“What we are doing to the forests of the world is but a mirror reflection of what we are doing to ourselves and to one another.”

― Mahatma Gandhi

Very simply put, deforestation involves the destruction of forest land. And that’s where it stops being simple.

Deforestation

The reasons behind forests being cut down are many: from farmers needing more land to graze their animals and grow their crops, to local communities using material from the forests for firewood and charcoal, from a growing meat industry that requires more pasture land for meat consumers’ cattle to feed, to infrastructural undertakings of roads and highways that necessitate a migration of people toward uninhabited forest areas. While not all tree logging leads to deforestation, the data that has been collated over the last two decades suggests that we need to develop and practice educated ways of interacting with our world’s forests in order to prevent potentially disastrous consequences.

Effects Of Deforestation

The long list of negative effects arising from deforestation provides plenty a reason for us to educate ourselves about our consumption of trees: deforestation leads to an erosion of the top soil (top layer of the soil that is high in nutrients, organic mater and micro-organisms) that takes hundreds of years to restore itself naturally – an erosion that in turn affects the nutrient levels that are available to new trees that are planted in reforestation efforts; deforestation leads to a disruption in the local ecosystem’s water cycle, causing droughts that force local farmers to migrate (for more information about this, please see: Water); deforestation also leads to a loss of biodiversity in the region in which it occurs. If these reasons are insufficient to elucidate the negative consequences of deforestation, then one only need look at the ever present climate change that is being continually provoked by it.

Reforestation

Given these hazardous effects, addressing the issue of deforestation is not quite as simple as planting more trees. Since existing damage to the top soil might already have rendered some areas as being hostile environments for trees, attempts at reforestation must include some insight into the current condition of the soil in specific locations, must invoke a consideration of the trees/plants that might be native to that soil, and must devise mechanisms to revitalize and rebuild the soil that might already be negatively affected by years of neglect and overuse.

Sadhana Forests Role

At Sadhana Forest we try to focus on planting only indigenous trees. Whilst we begin a project in a new area we invest a lot of energy in comprising a list of potential indigenous species that we would like to plant and distribute. At the moment Sadhana Forest has planted:

  • 28,000 TDEF (tropical dry evergreen forest) trees in Auroville, India
  • More then 80,000 trees in Anse-à-Pitres, Haiti
  • And is beginning a food forest project in Samburu County, Kenya.
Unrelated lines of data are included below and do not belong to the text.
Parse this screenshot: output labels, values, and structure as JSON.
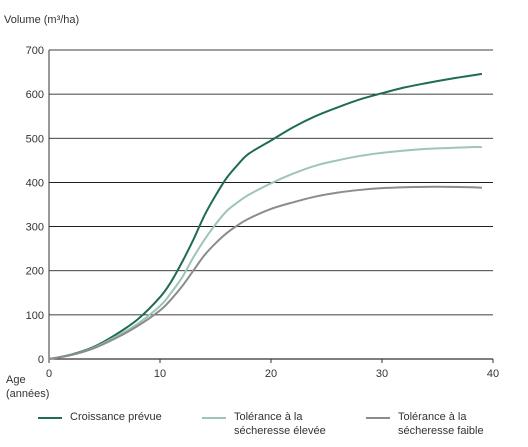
{
  "chart_data": {
    "type": "line",
    "ylabel": "Volume (m³/ha)",
    "xlabel": "Age\n(années)",
    "xlim": [
      0,
      40
    ],
    "ylim": [
      0,
      700
    ],
    "x_ticks": [
      "0",
      "10",
      "20",
      "30",
      "40"
    ],
    "y_ticks": [
      "0",
      "100",
      "200",
      "300",
      "400",
      "500",
      "600",
      "700"
    ],
    "grid": "horizontal",
    "legend_position": "bottom",
    "series": [
      {
        "name": "Croissance prévue",
        "color": "#1f6b53",
        "x": [
          0,
          2,
          4,
          6,
          8,
          10,
          11,
          12,
          13,
          14,
          15,
          16,
          17,
          18,
          20,
          22,
          24,
          26,
          28,
          30,
          32,
          34,
          36,
          38,
          39
        ],
        "y": [
          0,
          10,
          27,
          55,
          90,
          140,
          175,
          220,
          270,
          325,
          370,
          410,
          440,
          465,
          495,
          525,
          550,
          570,
          588,
          602,
          615,
          625,
          634,
          642,
          646
        ]
      },
      {
        "name": "Tolérance à la\nsécheresse élevée",
        "color": "#9dc5b8",
        "x": [
          0,
          2,
          4,
          6,
          8,
          10,
          11,
          12,
          13,
          14,
          15,
          16,
          17,
          18,
          20,
          22,
          24,
          26,
          28,
          30,
          32,
          34,
          36,
          38,
          39
        ],
        "y": [
          0,
          9,
          25,
          50,
          80,
          120,
          150,
          185,
          230,
          270,
          305,
          335,
          355,
          372,
          398,
          420,
          438,
          450,
          460,
          467,
          472,
          476,
          478,
          480,
          480
        ]
      },
      {
        "name": "Tolérance à la\nsécheresse faible",
        "color": "#8c8c8c",
        "x": [
          0,
          2,
          4,
          6,
          8,
          10,
          11,
          12,
          13,
          14,
          15,
          16,
          17,
          18,
          20,
          22,
          24,
          26,
          28,
          30,
          32,
          34,
          36,
          38,
          39
        ],
        "y": [
          0,
          9,
          24,
          47,
          75,
          110,
          135,
          165,
          200,
          235,
          262,
          285,
          303,
          318,
          340,
          355,
          368,
          377,
          383,
          387,
          389,
          390,
          390,
          389,
          388
        ]
      }
    ]
  }
}
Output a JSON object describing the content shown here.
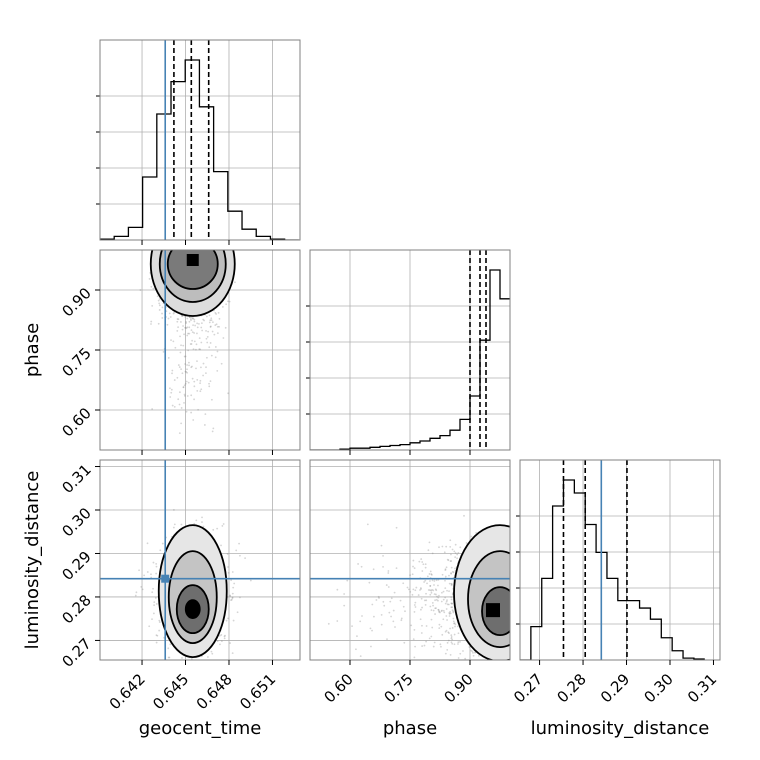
{
  "chart_data": {
    "type": "corner",
    "grid": true,
    "parameters": [
      "geocent_time",
      "phase",
      "luminosity_distance"
    ],
    "truths": {
      "geocent_time": 0.6436,
      "phase": null,
      "luminosity_distance": 0.2842
    },
    "quantiles": {
      "geocent_time": [
        0.6442,
        0.6454,
        0.6466
      ],
      "phase": [
        0.9,
        0.925,
        0.94
      ],
      "luminosity_distance": [
        0.2755,
        0.2805,
        0.2901
      ]
    },
    "axis_ranges": {
      "geocent_time": [
        0.6391,
        0.6529
      ],
      "phase": [
        0.5,
        1.0
      ],
      "luminosity_distance": [
        0.2655,
        0.3115
      ]
    },
    "ticks": {
      "geocent_time": [
        "0.642",
        "0.645",
        "0.648",
        "0.651"
      ],
      "phase": [
        "0.60",
        "0.75",
        "0.90"
      ],
      "luminosity_distance": [
        "0.27",
        "0.28",
        "0.29",
        "0.30",
        "0.31"
      ]
    },
    "tick_values": {
      "geocent_time": [
        0.642,
        0.645,
        0.648,
        0.651
      ],
      "phase": [
        0.6,
        0.75,
        0.9
      ],
      "luminosity_distance": [
        0.27,
        0.28,
        0.29,
        0.3,
        0.31
      ]
    },
    "histograms": {
      "geocent_time": {
        "edges": [
          0.6391,
          0.64008,
          0.64106,
          0.64204,
          0.64302,
          0.644,
          0.64498,
          0.64596,
          0.64694,
          0.64792,
          0.6489,
          0.64988,
          0.65086,
          0.65184,
          0.65282
        ],
        "counts": [
          0.5,
          2,
          7,
          35,
          70,
          88,
          100,
          74,
          38,
          16,
          6,
          2,
          0.5,
          0
        ]
      },
      "phase": {
        "edges": [
          0.5,
          0.525,
          0.55,
          0.575,
          0.6,
          0.625,
          0.65,
          0.675,
          0.7,
          0.725,
          0.75,
          0.775,
          0.8,
          0.825,
          0.85,
          0.875,
          0.9,
          0.925,
          0.95,
          0.975,
          1.0
        ],
        "counts": [
          0,
          0,
          0,
          0.5,
          1,
          1,
          1.5,
          2,
          2.5,
          3,
          4,
          5,
          6.5,
          8,
          11,
          17,
          30,
          61,
          100,
          84
        ]
      },
      "luminosity_distance": {
        "edges": [
          0.2655,
          0.268,
          0.2705,
          0.273,
          0.2755,
          0.278,
          0.2805,
          0.283,
          0.2855,
          0.288,
          0.2905,
          0.293,
          0.2955,
          0.298,
          0.3005,
          0.303,
          0.3055,
          0.308
        ],
        "counts": [
          0,
          18,
          44,
          83,
          97,
          90,
          73,
          58,
          44,
          32,
          32,
          28,
          22,
          12,
          5,
          1,
          0.5
        ]
      }
    }
  }
}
Survival rate is an important goal we have set for ourselves. We use many techniques to ensure the trees we plant are cared for with the highest regard and ensure the best possible survival chances. We prefer planting less trees but have a higher success rate for 2 reasons:

  1. We distribute some of the trees to local people and we would like to develop a relationship of trust. Restoring faith is difficult, and if a tree is received, planted, cared for and eventually dies the trust level and faith is hard to restore.
  2. We believe the survival figures are important and not the amount planted. We prefer planting 80,000 trees with a 80% survival rate = 64,000 living trees, rather than planting 300,000 trees with a 20% survival rate = 60,000 living trees.